Numerous federal and state laws provide employees with certain rights, such as to be free from workplace discrimination or to refuse to take lie detector tests. Many of these laws specifically limit an employer's ability to fire employees merely for exercising or enjoying the rights granted.
However, other laws grant rights without specifically limiting an employer's ability to fire employees who attempt to exercise or enjoy the rights. In this latter situation, are employers free to fire employees without risk of being sued? Not necessarily. Courts in all but a handful of states have acted to fill this loophole and to address other discharges they perceive as being morally or socially wrong by imposing a "public policy" limitation on employers' ability to fire.
Wrongful discharge claims. Fired employees have relied on the public policy limitation in winning wrongful discharge lawsuits in several situations. Perhaps most common is the claim that a public policy embodied in a federal or state law was violated when an employee was fired for attempting to exercise a statutory right, such as a right to work in a smoke-free area. A firing also may involve public policy when it is based on an employee's opposition to illegal conduct. In essence, if a firing is inconsistent with any stated federal or state policy or interest, the fired employee has a potential claim.

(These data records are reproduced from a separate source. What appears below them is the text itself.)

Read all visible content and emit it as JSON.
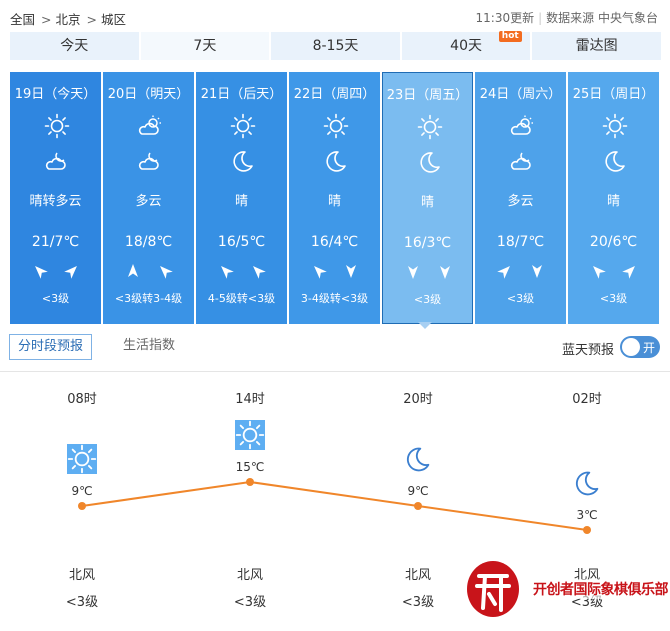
{
  "breadcrumb": [
    "全国",
    "北京",
    "城区"
  ],
  "breadcrumb_sep": ">",
  "update_time": "11:30更新",
  "source": "数据来源 中央气象台",
  "tabs": [
    {
      "label": "今天"
    },
    {
      "label": "7天",
      "active": true
    },
    {
      "label": "8-15天"
    },
    {
      "label": "40天",
      "badge": "hot"
    },
    {
      "label": "雷达图"
    }
  ],
  "days": [
    {
      "date": "19日（今天）",
      "day_icon": "sun-icon",
      "night_icon": "cloudy-night-icon",
      "desc": "晴转多云",
      "temp": "21/7℃",
      "wind": "<3级",
      "color": "#2f86e0",
      "selected": false
    },
    {
      "date": "20日（明天）",
      "day_icon": "partly-cloudy-icon",
      "night_icon": "cloudy-night-icon",
      "desc": "多云",
      "temp": "18/8℃",
      "wind": "<3级转3-4级",
      "color": "#3a93e6",
      "selected": false
    },
    {
      "date": "21日（后天）",
      "day_icon": "sun-icon",
      "night_icon": "moon-icon",
      "desc": "晴",
      "temp": "16/5℃",
      "wind": "4-5级转<3级",
      "color": "#3690e4",
      "selected": false
    },
    {
      "date": "22日（周四）",
      "day_icon": "sun-icon",
      "night_icon": "moon-icon",
      "desc": "晴",
      "temp": "16/4℃",
      "wind": "3-4级转<3级",
      "color": "#3f98e8",
      "selected": false
    },
    {
      "date": "23日（周五）",
      "day_icon": "sun-icon",
      "night_icon": "moon-icon",
      "desc": "晴",
      "temp": "16/3℃",
      "wind": "<3级",
      "color": "#7bbcf0",
      "selected": true
    },
    {
      "date": "24日（周六）",
      "day_icon": "partly-cloudy-icon",
      "night_icon": "cloudy-night-icon",
      "desc": "多云",
      "temp": "18/7℃",
      "wind": "<3级",
      "color": "#4ea2ea",
      "selected": false
    },
    {
      "date": "25日（周日）",
      "day_icon": "sun-icon",
      "night_icon": "moon-icon",
      "desc": "晴",
      "temp": "20/6℃",
      "wind": "<3级",
      "color": "#55a8ed",
      "selected": false
    }
  ],
  "subtabs": [
    "分时段预报",
    "生活指数"
  ],
  "bluesky_label": "蓝天预报",
  "toggle_label": "开",
  "hourly": [
    {
      "time": "08时",
      "icon": "sun-icon",
      "temp": "9℃",
      "wind_dir": "北风",
      "wind_level": "<3级"
    },
    {
      "time": "14时",
      "icon": "sun-icon",
      "temp": "15℃",
      "wind_dir": "北风",
      "wind_level": "<3级"
    },
    {
      "time": "20时",
      "icon": "moon-icon",
      "temp": "9℃",
      "wind_dir": "北风",
      "wind_level": "<3级"
    },
    {
      "time": "02时",
      "icon": "moon-icon",
      "temp": "3℃",
      "wind_dir": "北风",
      "wind_level": "<3级"
    }
  ],
  "chart_data": {
    "type": "line",
    "x": [
      "08时",
      "14时",
      "20时",
      "02时"
    ],
    "series": [
      {
        "values": [
          9,
          15,
          9,
          3
        ]
      }
    ],
    "color": "#f0862a"
  },
  "watermark": {
    "text": "开创者国际象棋俱乐部",
    "seal": "开创"
  },
  "colors": {
    "tab_bg": "#e9f2fb",
    "accent": "#2c6eb5",
    "line": "#f0862a"
  }
}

For example, employees who were fired for the following reasons successfully argued that their firings violated public policy:
- filing claims for workers' compensation benefits
- appearing as a witness in response to a subpoena
- serving on jury duty
- refusing a superior's sexual advances
- being served with a wage assignment order for child support payments
- refusing to commit perjury
- reporting an employer's illegal acts to appropriate authorities
- filing criminal charges against a co-employee for acts committed in the course of employment
Wrongful discharge cases that are based on public policy grounds are especially difficult for employers. For one thing, "public policy" is not uniformly defined across the states. A firing that violates California's public policy will not necessarily violate Mississippi's.
Emotional distress claims. Furthermore, a fired employee will frequently accompany a public policy claim with an assertion that the employer's conduct was so improper as to cause the employee mental and emotional anguish. The addition of the emotional distress claim creates the possibility that you may be held liable for monetary damages not only for lost wages and benefits associated with the wrongful discharge, but also for any physical or emotional toll resulting from the discharge that can be translated into money. In addition, if the employer's conduct is found to be particularly offensive, the employee may be entitled to receive punitive damages.